Bez słowa spełnił życzenie fotografa, ukazując lekko zarysowane mięśnie brzucha, a ironiczny uśmiech wpłynął na jego twarz, gdy kobieta poprosiła o coś naturalnego.

— Ten tatuaż idealnie Cię dopełnia. Jesteś stworzony do zdjęć, młody.

— Młody?

Cichy śmiech dobiegł do jego uszu, więc przeniósł spojrzenie na grupkę przyjaciół, którzy przyglądali się poczynaniom chłopaka i zmierzył ich zabijającym spojrzeniem. Jeszcze niedawno nikt nie pomyślałby, że Malfoy odważy się na wyjazd do Aten, a co dopiero na spontaniczną, półnagą sesję zdjęciową.

— Dobrze. Przejdziemy w jeszcze jedno miejsce, ale musisz zmienić ubranie — tu zrobiła cudzysłów palcami — Jednak najpierw krótka przerwa.

Usiadł na pobliskich schodach, wzrokiem przeskanował okolicę, w poszukiwaniu swoich znajomych, jednak nie potrafił ich znaleźć. Kilka sekund później poczuł ciężar ciała przyjaciółki na plecach, a głosy wypełniły ciszę panującą na "planie zdjęciowym".

— Wszystkiego najlepszego!

Krzyki towarzyszy ciemnowłosego wzbudziły zainteresowanie profesjonalistki, przez co do modelowych zdjęć bruneta dołączyły również śpiewane życzenia czy zwykłe zgaszenie świeczek, ustawionych na niewielkim torcie. Jego uśmiech był wart milion dolarów.

***

         Tępo wpatrywał się w przestrzeń, podczas wszystkich słów pocieszeń. Nie potrzebował współczucia ludzi, których nawet nie znał, wystarczył dotyk dłoni Potter'a, a natychmiast uspokajał swoje myśli i serce. Nie sądził, że odejście matki stanie się tak bolesne, jednak dzięki Wybrańcowi przeszedł przez ceremonię bez łez. A kiedy po wielu godzinach wrócili do domu pozwolił sobie na płacz w jego ramionach. Milczący Potter, delikatnie gładził plecy młodszego, od czasu do czasu zapewniając, że będzie dobrze.
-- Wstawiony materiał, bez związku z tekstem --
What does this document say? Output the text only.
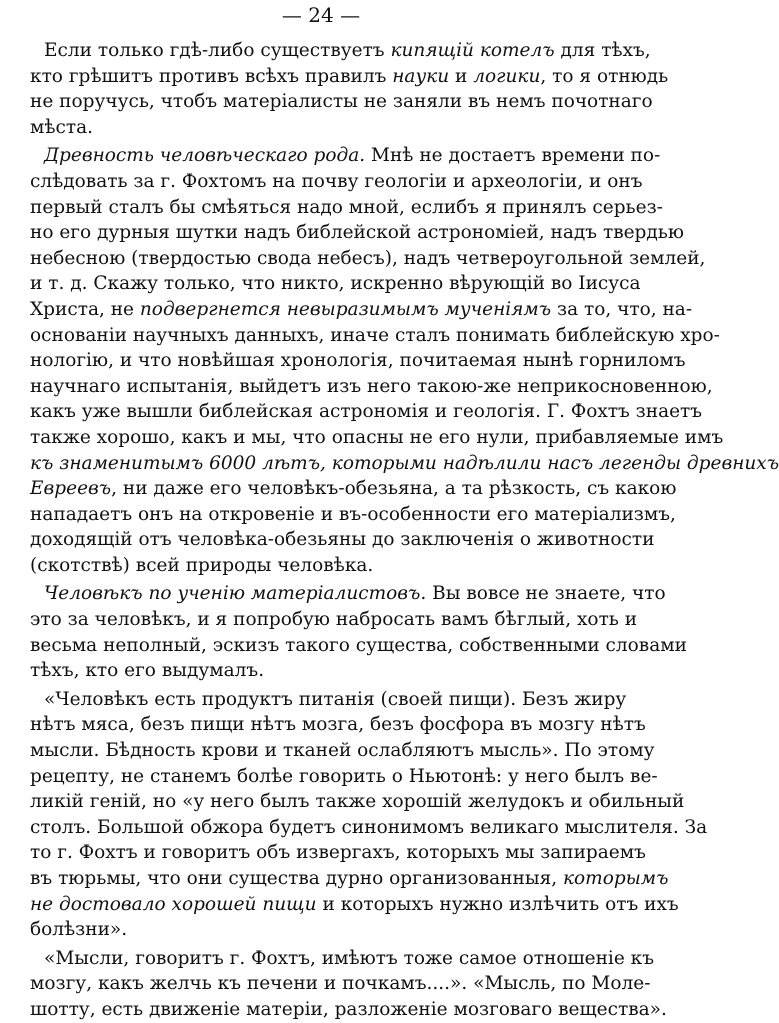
— 24 —
Если только гдѣ-либо существуетъ кипящій котелъ для тѣхъ,
кто грѣшитъ противъ всѣхъ правилъ науки и логики, то я отнюдь
не поручусь, чтобъ матеріалисты не заняли въ немъ почотнаго
мѣста.
Древность человѣческаго рода. Мнѣ не достаетъ времени по-
слѣдовать за г. Фохтомъ на почву геологіи и археологіи, и онъ
первый сталъ бы смѣяться надо мной, еслибъ я принялъ серьез-
но его дурныя шутки надъ библейской астрономіей, надъ твердью
небесною (твердостью свода небесъ), надъ четвероугольной землей,
и т. д. Скажу только, что никто, искренно вѣрующій во Іисуса
Христа, не подвергнется невыразимымъ мученіямъ за то, что, на-
основаніи научныхъ данныхъ, иначе сталъ понимать библейскую хро-
нологію, и что новѣйшая хронологія, почитаемая нынѣ горниломъ
научнаго испытанія, выйдетъ изъ него такою-же неприкосновенною,
какъ уже вышли библейская астрономія и геологія. Г. Фохтъ знаетъ
также хорошо, какъ и мы, что опасны не его нули, прибавляемые имъ
къ знаменитымъ 6000 лѣтъ, которыми надѣлили насъ легенды древнихъ
Евреевъ, ни даже его человѣкъ-обезьяна, а та рѣзкость, съ какою
нападаетъ онъ на откровеніе и въ-особенности его матеріализмъ,
доходящій отъ человѣка-обезьяны до заключенія о животности
(скотствѣ) всей природы человѣка.
Человѣкъ по ученію матеріалистовъ. Вы вовсе не знаете, что
это за человѣкъ, и я попробую набросать вамъ бѣглый, хоть и
весьма неполный, эскизъ такого существа, собственными словами
тѣхъ, кто его выдумалъ.
«Человѣкъ есть продуктъ питанія (своей пищи). Безъ жиру
нѣтъ мяса, безъ пищи нѣтъ мозга, безъ фосфора въ мозгу нѣтъ
мысли. Бѣдность крови и тканей ослабляютъ мысль». По этому
рецепту, не станемъ болѣе говорить о Ньютонѣ: у него былъ ве-
ликій геній, но «у него былъ также хорошій желудокъ и обильный
столъ. Большой обжора будетъ синонимомъ великаго мыслителя. За
то г. Фохтъ и говоритъ объ извергахъ, которыхъ мы запираемъ
въ тюрьмы, что они существа дурно организованныя, которымъ
не достовало хорошей пищи и которыхъ нужно излѣчить отъ ихъ
болѣзни».
«Мысли, говоритъ г. Фохтъ, имѣютъ тоже самое отношеніе къ
мозгу, какъ желчь къ печени и почкамъ....». «Мысль, по Моле-
шотту, есть движеніе матеріи, разложеніе мозговаго вещества».
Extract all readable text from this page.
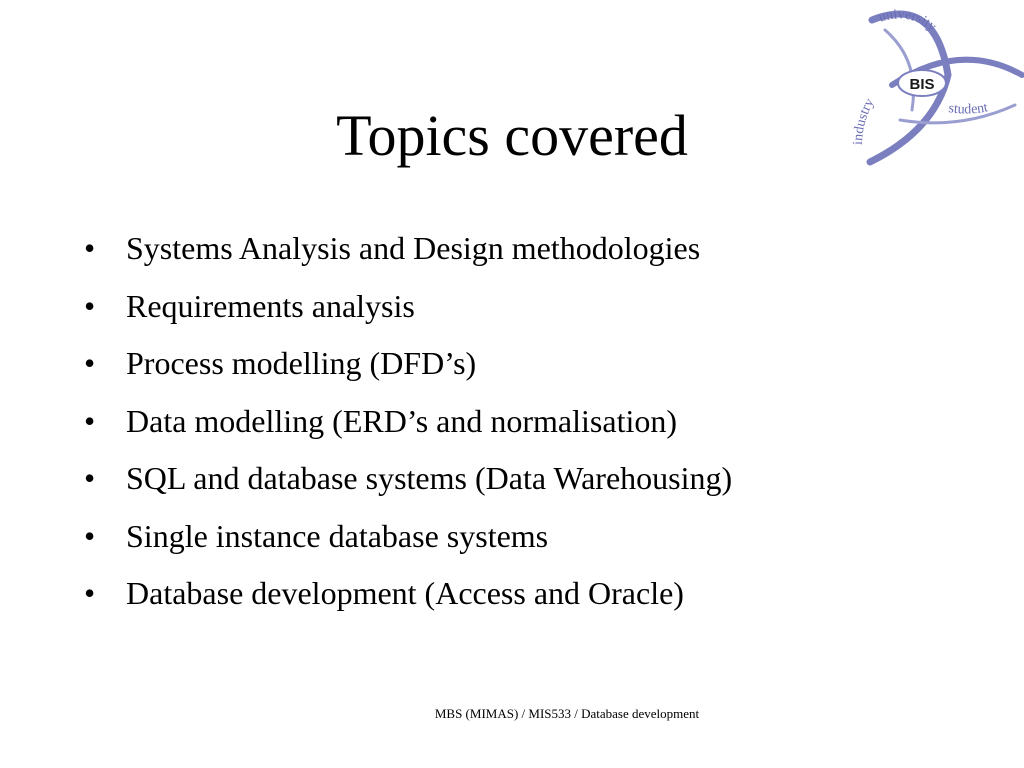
BIS
university
industry	student
Topics covered
• Systems Analysis and Design methodologies
• Requirements analysis
• Process modelling (DFD’s)
• Data modelling (ERD’s and normalisation)
• SQL and database systems (Data Warehousing)
• Single instance database systems
• Database development (Access and Oracle)
MBS (MIMAS) / MIS533 / Database development
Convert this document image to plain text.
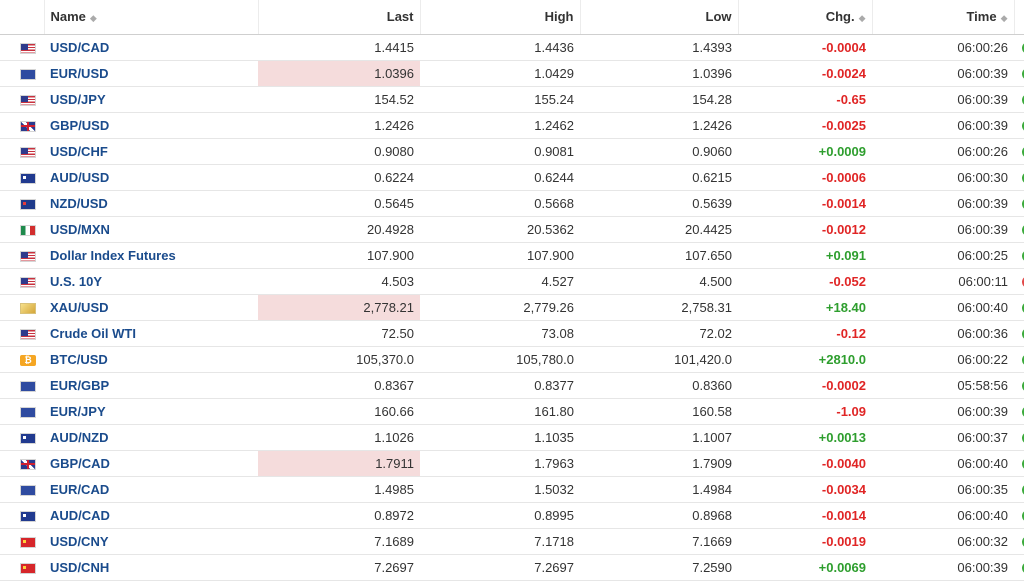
	Name ◆	Last	High	Low	Chg. ◆	Time ◆	
	USD/CAD	1.4415	1.4436	1.4393	-0.0004	06:00:26	
	EUR/USD	1.0396	1.0429	1.0396	-0.0024	06:00:39	
	USD/JPY	154.52	155.24	154.28	-0.65	06:00:39	
	GBP/USD	1.2426	1.2462	1.2426	-0.0025	06:00:39	
	USD/CHF	0.9080	0.9081	0.9060	+0.0009	06:00:26	
	AUD/USD	0.6224	0.6244	0.6215	-0.0006	06:00:30	
	NZD/USD	0.5645	0.5668	0.5639	-0.0014	06:00:39	
	USD/MXN	20.4928	20.5362	20.4425	-0.0012	06:00:39	
	Dollar Index Futures	107.900	107.900	107.650	+0.091	06:00:25	
	U.S. 10Y	4.503	4.527	4.500	-0.052	06:00:11	
	XAU/USD	2,778.21	2,779.26	2,758.31	+18.40	06:00:40	
	Crude Oil WTI	72.50	73.08	72.02	-0.12	06:00:36	
₿	BTC/USD	105,370.0	105,780.0	101,420.0	+2810.0	06:00:22	
	EUR/GBP	0.8367	0.8377	0.8360	-0.0002	05:58:56	
	EUR/JPY	160.66	161.80	160.58	-1.09	06:00:39	
	AUD/NZD	1.1026	1.1035	1.1007	+0.0013	06:00:37	
	GBP/CAD	1.7911	1.7963	1.7909	-0.0040	06:00:40	
	EUR/CAD	1.4985	1.5032	1.4984	-0.0034	06:00:35	
	AUD/CAD	0.8972	0.8995	0.8968	-0.0014	06:00:40	
	USD/CNY	7.1689	7.1718	7.1669	-0.0019	06:00:32	
	USD/CNH	7.2697	7.2697	7.2590	+0.0069	06:00:39	
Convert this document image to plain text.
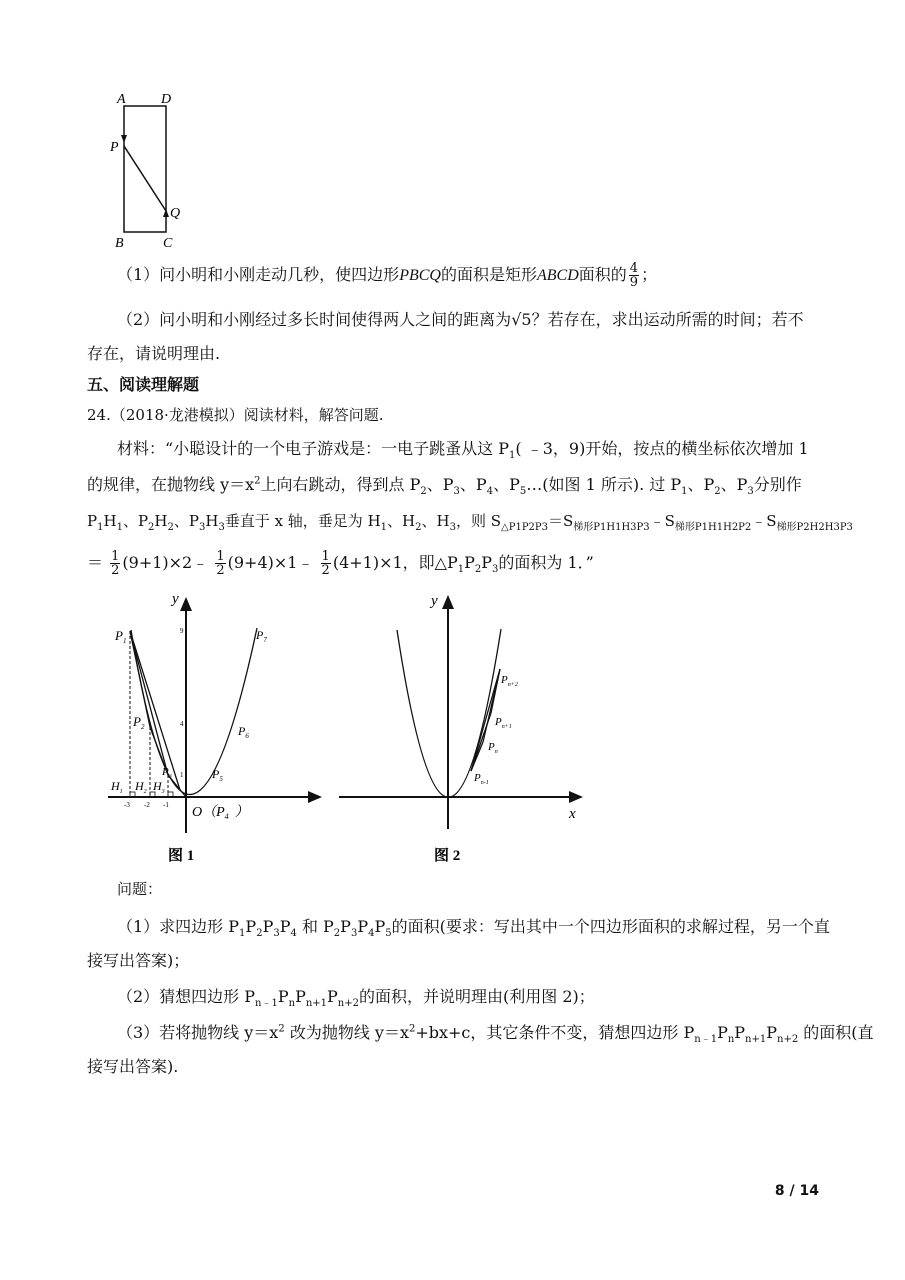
A	D
P
Q
B	C
（1）问小明和小刚走动几秒，使四边形PBCQ的面积是矩形ABCD面积的 $\frac{4}{9}$ ；
（2）问小明和小刚经过多长时间使得两人之间的距离为√5？若存在，求出运动所需的时间；若不
存在，请说明理由.
五、阅读理解题
24.（2018·龙港模拟）阅读材料，解答问题.
材料：“小聪设计的一个电子游戏是：一电子跳蚤从这 $P_1$( ﹣3，9)开始，按点的横坐标依次增加 1
的规律，在抛物线 $y=x^2$上向右跳动，得到点 $P_2$、$P_3$、$P_4$、$P_5\dots$(如图 1 所示). 过 $P_1$、$P_2$、$P_3$分别作
$P_1H_1$、$P_2H_2$、$P_3H_3$垂直于 x 轴，垂足为 $H_1$、$H_2$、$H_3$，则 $S_{\triangle P1P2P3}=S_{梯形P1H1H3P3}﹣S_{梯形P1H1H2P2}﹣S_{梯形P2H2H3P3}$
＝ $\frac{1}{2}$ (9+1)×2﹣ $\frac{1}{2}$ (9+4)×1﹣ $\frac{1}{2} (4+1)\times 1$，即$\triangle P_1P_2P_3$的面积为 1．”
y
9
4
1
-3 -2 -1
$P_1$
$P_2$
$P_3$	$P_5$
$P_6$
$P_7$
$H_1$ $H_2$ $H_3$
$O(P_4$ ）
图 1
y
x
$P_{n+2}$
$P_{n+1}$
$P_n$
$P_{n-1}$
图 2
问题：
（1）求四边形 $P_1P_2P_3P_4$ 和 $P_2P_3P_4P_5$的面积(要求：写出其中一个四边形面积的求解过程，另一个直
接写出答案)；
（2）猜想四边形 $P_{n﹣1}P_nP_{n+1}P_{n+2}$的面积，并说明理由(利用图 2)；
（3）若将抛物线 $y=x^2$ 改为抛物线 $y=x^2+bx+c$，其它条件不变，猜想四边形 $P_{n﹣1}P_nP_{n+1}P_{n+2}$ 的面积(直
接写出答案).
8 / 14
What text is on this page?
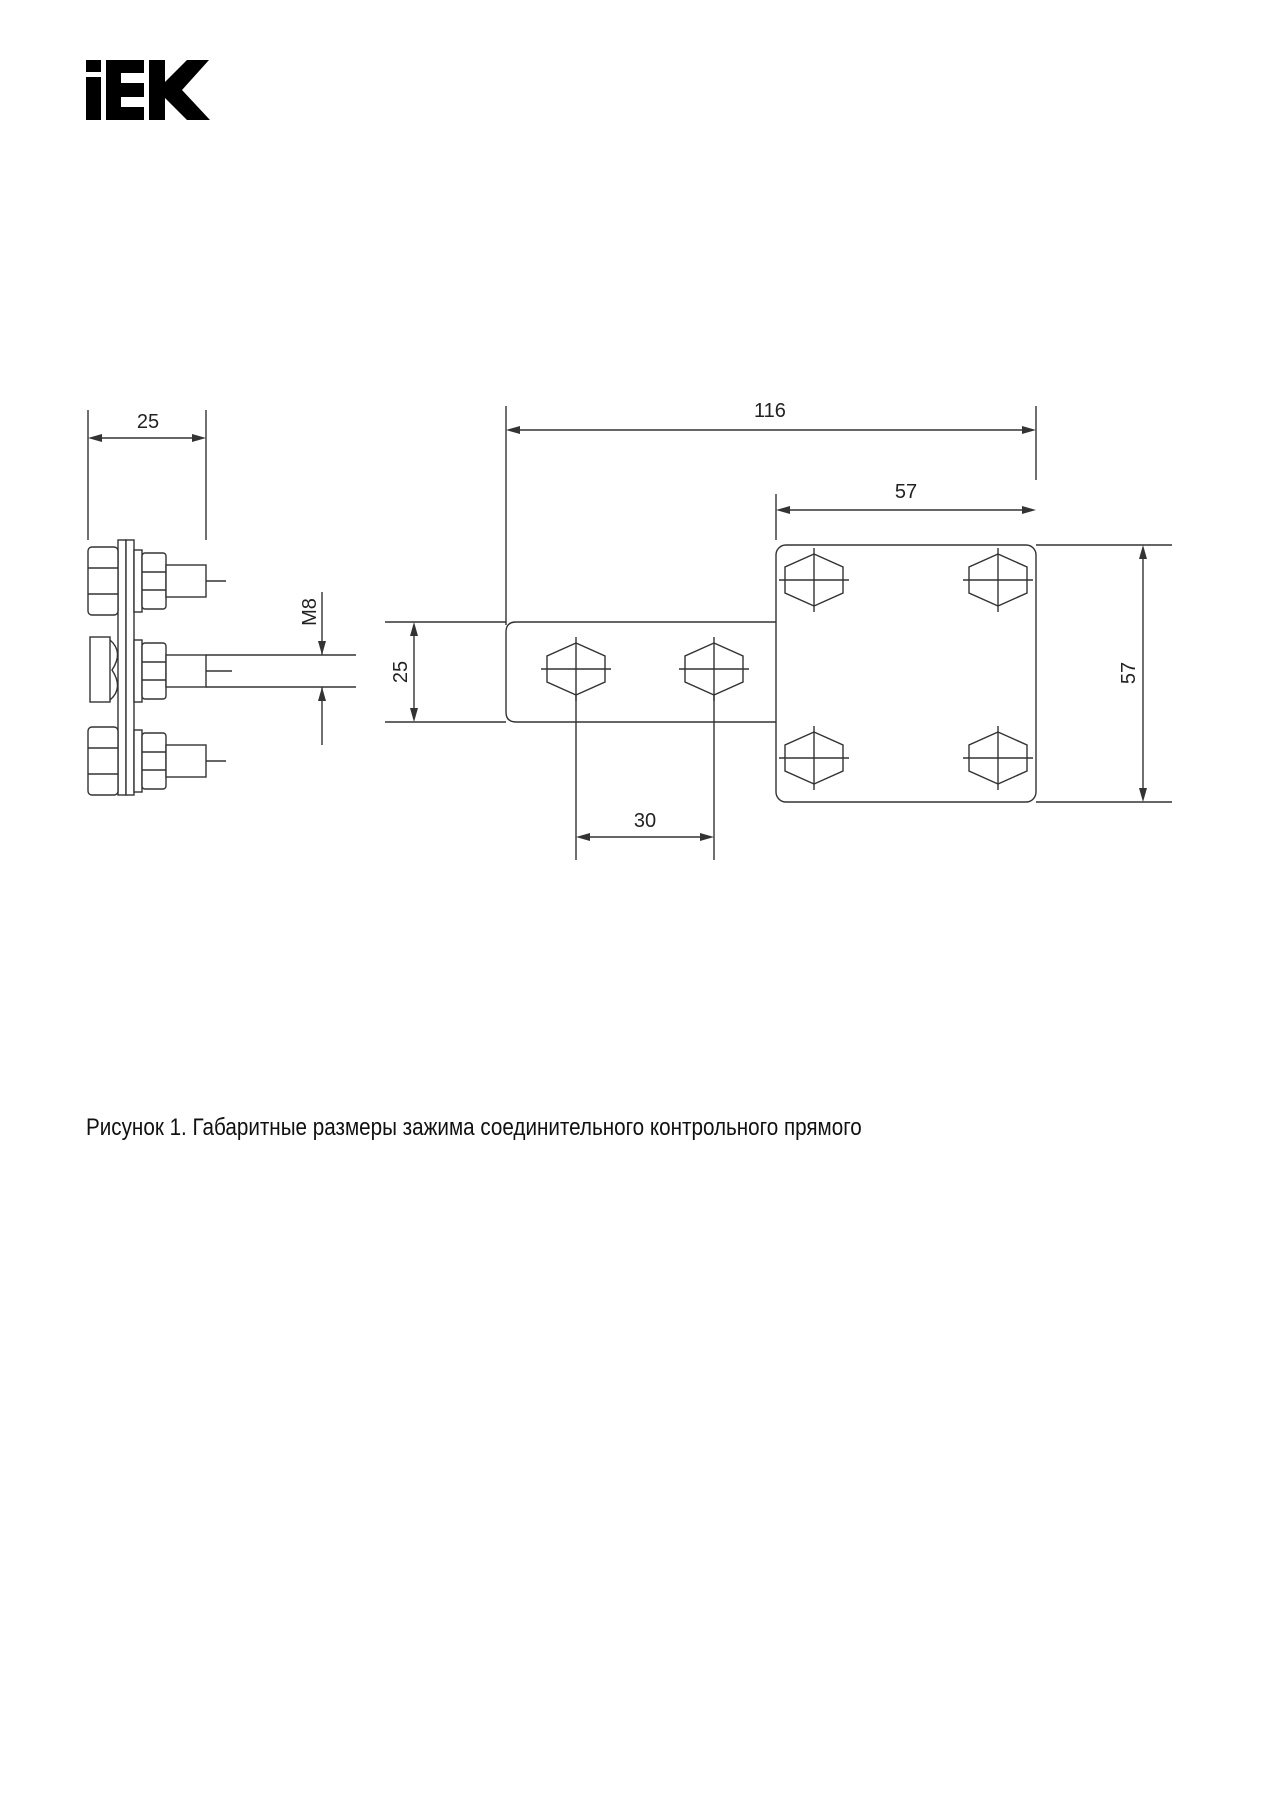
25
M8
116
57
25	57
30
Рисунок 1. Габаритные размеры зажима соединительного контрольного прямого
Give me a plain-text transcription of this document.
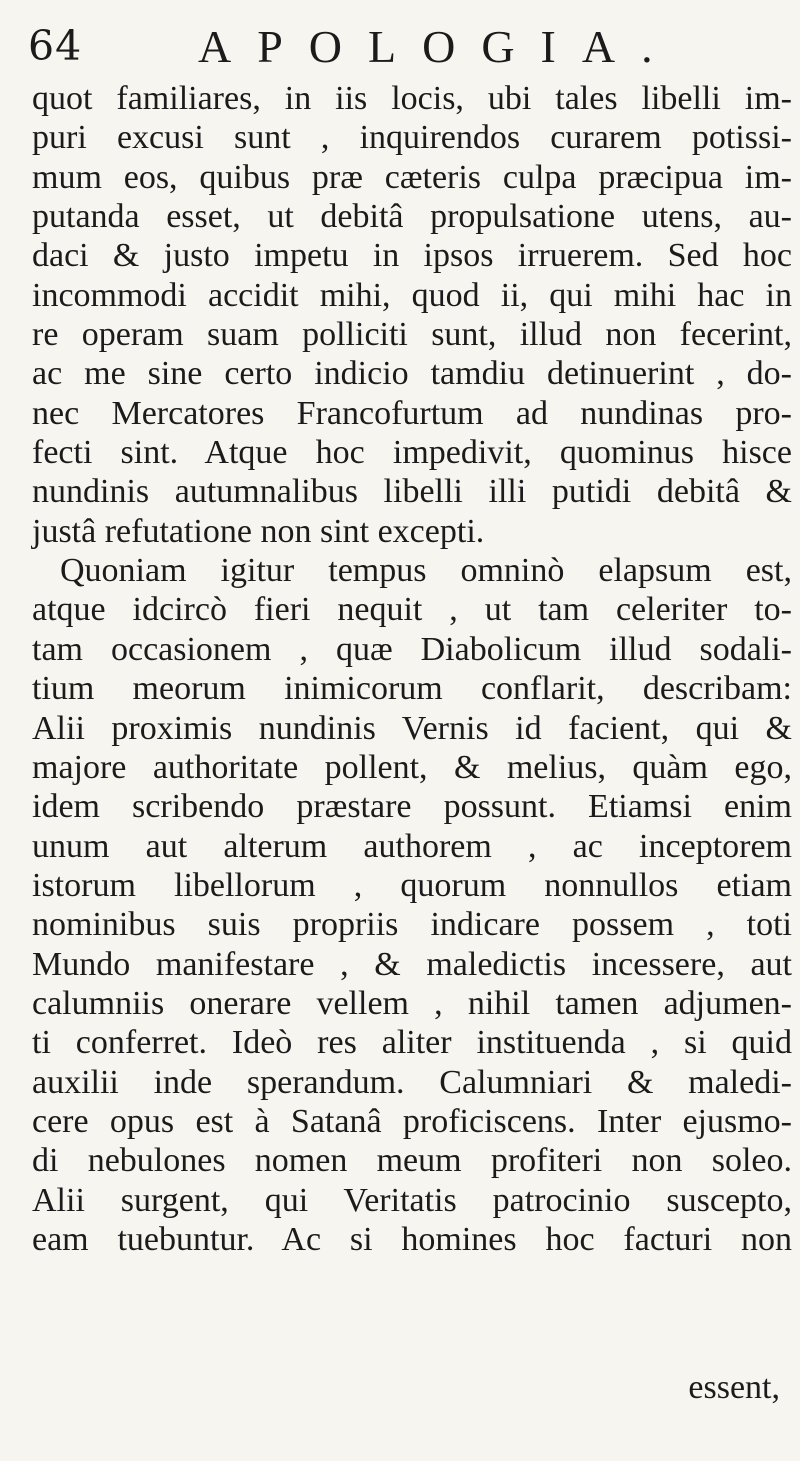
64	APOLOGIA.
quot familiares, in iis locis, ubi tales libelli im-
puri excusi sunt , inquirendos curarem potissi-
mum eos, quibus præ cæteris culpa præcipua im-
putanda esset, ut debitâ propulsatione utens, au-
daci & justo impetu in ipsos irruerem. Sed hoc
incommodi accidit mihi, quod ii, qui mihi hac in
re operam suam polliciti sunt, illud non fecerint,
ac me sine certo indicio tamdiu detinuerint , do-
nec Mercatores Francofurtum ad nundinas pro-
fecti sint. Atque hoc impedivit, quominus hisce
nundinis autumnalibus libelli illi putidi debitâ &
justâ refutatione non sint excepti.
Quoniam igitur tempus omninò elapsum est,
atque idcircò fieri nequit , ut tam celeriter to-
tam occasionem , quæ Diabolicum illud sodali-
tium meorum inimicorum conflarit, describam:
Alii proximis nundinis Vernis id facient, qui &
majore authoritate pollent, & melius, quàm ego,
idem scribendo præstare possunt. Etiamsi enim
unum aut alterum authorem , ac inceptorem
istorum libellorum , quorum nonnullos etiam
nominibus suis propriis indicare possem , toti
Mundo manifestare , & maledictis incessere, aut
calumniis onerare vellem , nihil tamen adjumen-
ti conferret. Ideò res aliter instituenda , si quid
auxilii inde sperandum. Calumniari & maledi-
cere opus est à Satanâ proficiscens. Inter ejusmo-
di nebulones nomen meum profiteri non soleo.
Alii surgent, qui Veritatis patrocinio suscepto,
eam tuebuntur. Ac si homines hoc facturi non
essent,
Po kilkunastu minutach brunet namówił męża na prysznic, a sam zajął się przygotowaniem posiłku. Ozdobił stół serwetkami oraz świeczkami, nalał do kieliszków wina i ruszył w kierunku łazienki. Na widok przerażonego blondyna posmutniał, jednak spokojnym głosem zapewnił, że jest przy nim. Pomógł mu przyodziać dres i zaprowadził do kuchni. Czujnym wzrokiem obserwował, jak ukochany niechętnie spożywa ulubioną potrawę, aż ich oczy nie spotkały się ze sobą.

— Przepraszam, że..

— Przestań.

Odwrócił wzrok, słysząc karcący ton okularnika. Zagryzł wargę, a łzy ponownie stanęły w ciemnych oczach.

— Jesteś dla mnie wszystkim, wiesz? Bardzo chciałbym zabrać od Ciebie ten ból i zobaczyć najpiękniejszy uśmiech na świecie.

I tak oto, w swojej wyobraźni Potter ujrzał smutny uśmiech i rozwiane, niemal białe kosmyki.

***

         Za sprawą sesji zdjęciowej stał się najbardziej rozpoznawalnym studentem na uczelni. Wciąż słyszał szepty i prośby o pomoc, które uparcie były ignorowane. Jego sarkazm i znudzone spojrzenie znane były wszystkim uczniom i wykładowcom, a mimo to nazwisko Malfoy stało się dumą uniwersytetu. Któregoś wieczoru z racji swoich umiejętności został poproszony o poprowadzenie zajęć.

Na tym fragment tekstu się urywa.